Having a strong operating staff knowledgeable of the process and all of the hardware and with the ability to provide the unit operation troubleshooting if/when issues arise is almost as important as the cost and yield improvement of the new catalyst. Operations’ knowledge and experience will ensure a smooth transition to operating with a new catalyst with minimal feedback or assistance from either the new or existing catalyst licensor.
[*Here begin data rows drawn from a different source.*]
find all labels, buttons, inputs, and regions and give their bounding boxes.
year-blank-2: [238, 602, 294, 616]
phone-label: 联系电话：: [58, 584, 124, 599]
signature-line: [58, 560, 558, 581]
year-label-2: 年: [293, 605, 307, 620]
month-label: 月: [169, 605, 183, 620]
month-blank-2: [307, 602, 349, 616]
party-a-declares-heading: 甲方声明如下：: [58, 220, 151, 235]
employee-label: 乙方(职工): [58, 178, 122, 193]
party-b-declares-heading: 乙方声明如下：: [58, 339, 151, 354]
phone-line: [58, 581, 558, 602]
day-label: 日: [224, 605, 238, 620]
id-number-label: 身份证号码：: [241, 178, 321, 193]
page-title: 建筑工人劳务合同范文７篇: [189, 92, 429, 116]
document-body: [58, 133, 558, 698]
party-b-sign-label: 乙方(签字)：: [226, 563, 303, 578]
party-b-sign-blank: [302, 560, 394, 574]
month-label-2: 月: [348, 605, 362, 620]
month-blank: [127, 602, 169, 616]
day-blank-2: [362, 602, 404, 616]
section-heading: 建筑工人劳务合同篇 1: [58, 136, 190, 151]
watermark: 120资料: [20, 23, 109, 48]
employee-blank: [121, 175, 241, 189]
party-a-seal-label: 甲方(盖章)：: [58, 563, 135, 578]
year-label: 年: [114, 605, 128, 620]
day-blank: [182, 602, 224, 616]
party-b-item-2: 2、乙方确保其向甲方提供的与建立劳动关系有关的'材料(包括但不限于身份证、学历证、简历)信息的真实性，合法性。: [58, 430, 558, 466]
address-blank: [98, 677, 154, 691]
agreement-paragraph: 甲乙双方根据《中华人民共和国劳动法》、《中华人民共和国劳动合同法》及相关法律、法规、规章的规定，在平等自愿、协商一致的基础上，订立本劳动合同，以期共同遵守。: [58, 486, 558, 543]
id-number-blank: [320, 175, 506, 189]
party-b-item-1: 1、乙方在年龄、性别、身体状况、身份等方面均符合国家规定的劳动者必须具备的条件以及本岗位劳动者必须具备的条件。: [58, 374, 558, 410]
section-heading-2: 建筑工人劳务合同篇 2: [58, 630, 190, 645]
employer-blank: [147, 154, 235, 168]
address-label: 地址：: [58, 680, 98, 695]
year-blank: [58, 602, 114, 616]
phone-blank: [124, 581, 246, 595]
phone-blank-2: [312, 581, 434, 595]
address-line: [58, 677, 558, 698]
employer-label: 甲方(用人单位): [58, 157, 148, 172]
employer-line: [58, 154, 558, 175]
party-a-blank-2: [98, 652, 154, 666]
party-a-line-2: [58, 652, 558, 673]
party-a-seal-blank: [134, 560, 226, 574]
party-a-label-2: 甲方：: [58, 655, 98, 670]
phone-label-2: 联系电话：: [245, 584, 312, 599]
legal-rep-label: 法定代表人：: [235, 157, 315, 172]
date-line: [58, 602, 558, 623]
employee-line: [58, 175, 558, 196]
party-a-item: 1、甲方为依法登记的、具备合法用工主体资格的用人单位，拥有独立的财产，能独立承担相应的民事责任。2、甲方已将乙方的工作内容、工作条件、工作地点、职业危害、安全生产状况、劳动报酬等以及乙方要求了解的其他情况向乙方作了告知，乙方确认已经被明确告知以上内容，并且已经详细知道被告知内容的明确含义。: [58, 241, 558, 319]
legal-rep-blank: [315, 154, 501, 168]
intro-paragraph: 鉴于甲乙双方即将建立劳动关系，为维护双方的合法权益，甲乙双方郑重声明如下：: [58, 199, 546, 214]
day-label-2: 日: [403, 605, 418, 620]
Many refiners have changed catalyst from the original licensor with success.
Question 18: Due to lower product octane requirements, has your strategy for dumping and screening fixed-bed reforming catalyst changed from the standard recommendation of three years or three in-situ regenerations?
PATEL (Valero Energy Corporation)
As with any catalyst, the deactivation rate is a function of processing similarity; and consequently, if the unit is targeting lower octane values, regeneration requirement can become less frequent. It is really up to the refiner to make the decision as to whether or not to let the cycle extend out longer because of the lower production of the coke or to regenerate more proactively on an annual basis to ensure that the yield losses are maintained at a minimum. Regenerating more frequently can also ensure that engineers and Operations people are trained in the regen procedures and that the unit is ready for gasoline mode.
Regardless, it is important to monitor the burn profile during the regen as this will be the true indicator of whether the catalyst needs to be dumped and screened. If a unit is coming up on a regen and has not been dumped and screened for a few years, then it is also good practice to dump and screen. The dump and screen scope should be planned for in advance so that the equipment onsite is ready. In case one is needed, it can be done. Then the catalyst should be a dump-and-screen if a maldistribution is observed during the carbon bone step, like ΔT (delta T; temperature differential) or high reactor ΔP (delta P; pressure differential). Conducting a dump-and-screen based on the regeneration cycle is a more preferred way over the dumping and screening based on a time of the service, especially for the operating board where the octane requirements are low.
DUNHAM (UOP LLC, A Honeywell Company)
Yes, I think the assumption here is that regeneration is the more severe operation; that is, when you are generating fines. So if you regenerate less often, you will not need to dump and screen. But there are other factors that could come into play. During the normal run, there may be reasons why you are building up pressure drop, deteriorating the catalyst, or laying coke, trash, or fines down on the catalyst. So I do not think that just regeneration cycle or time can be used to make this decision.
JIM PROROCK (Husky Energy Line)
In our fixed-bed reformers, we monitor the bed profiles and watch for when the ΔT (delta T; temperature differential) is not occurring on a reactor. When the top of the bed dies and the ΔT profile on the reactor is not complete, you see it exit the bed. So no, we used to do it on a timed basis, but now we monitor the reaction and make a choice based on that kind of a performance.